This is a warning to all conveyancing attorneys and their clients
Cyber scammers are targeting conveyancing attorneys because they know that there are large money transfers going back and forth.
Using a "spearfishing" technique they target vulnerable employees of the law firm. Once their target has taken the bait they then have access to the firm's computer system. The scammers then create a rule that forwards all emails with target keywords in the subject line, such as, INVOICE, STATEMENT etc.
Once they receive those emails, which usually contain the firm's bank account information for the client to deposit the money, they create a new invoice with all the firm's information but they change the banking details. They then send the email on to the client explaining that, for some reason or another, the banking information has changed and the client should use the banking information on "this invoice".
The email address has either been "spoofed" so it will look as though it came from the law firm.
In addition to the email rule mentioned above, they would have created a second rule that forwards them all email directed to the firm's email address that they used, not only does this rule forward all those emails to the fraudster but it also deletes the original so it is never received by the firm. The money transfer goes into the fraudsters account and is never seen again.
The banks will deny all liability in these cases even though the accounts are usually new accounts and suddenly a large amount is transferred into the account and almost immediately withdrawn, sometimes in cash. You have to ask how no alarm bells started ringing.
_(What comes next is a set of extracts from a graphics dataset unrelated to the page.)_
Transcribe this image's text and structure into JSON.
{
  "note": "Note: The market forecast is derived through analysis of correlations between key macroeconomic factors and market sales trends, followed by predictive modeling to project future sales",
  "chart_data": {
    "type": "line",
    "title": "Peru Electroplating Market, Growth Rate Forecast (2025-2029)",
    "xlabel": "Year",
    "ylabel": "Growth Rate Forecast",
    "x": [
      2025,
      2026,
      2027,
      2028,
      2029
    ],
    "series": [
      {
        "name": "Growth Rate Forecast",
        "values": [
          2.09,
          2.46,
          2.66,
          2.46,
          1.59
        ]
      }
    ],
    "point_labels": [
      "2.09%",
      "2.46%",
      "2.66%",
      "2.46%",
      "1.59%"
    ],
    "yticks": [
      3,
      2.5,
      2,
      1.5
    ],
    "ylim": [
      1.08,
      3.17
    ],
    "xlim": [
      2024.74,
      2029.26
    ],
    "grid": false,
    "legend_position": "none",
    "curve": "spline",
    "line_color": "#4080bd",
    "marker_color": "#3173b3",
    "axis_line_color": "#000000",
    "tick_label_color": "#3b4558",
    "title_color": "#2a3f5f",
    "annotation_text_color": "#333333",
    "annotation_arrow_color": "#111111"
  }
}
Law firms must ensure that their anti-virus software is updated regularly and that their firewall is configured correctly. Have training sessions to educate your staff on the signs of a phishing email and how to prevent it, do not put your company executives on your website. And for the clients, if you receive an emailed request to change banking information from the law firm call the to verify the information. Do not call any number that appears on the email but use the number you have on file for that law firm.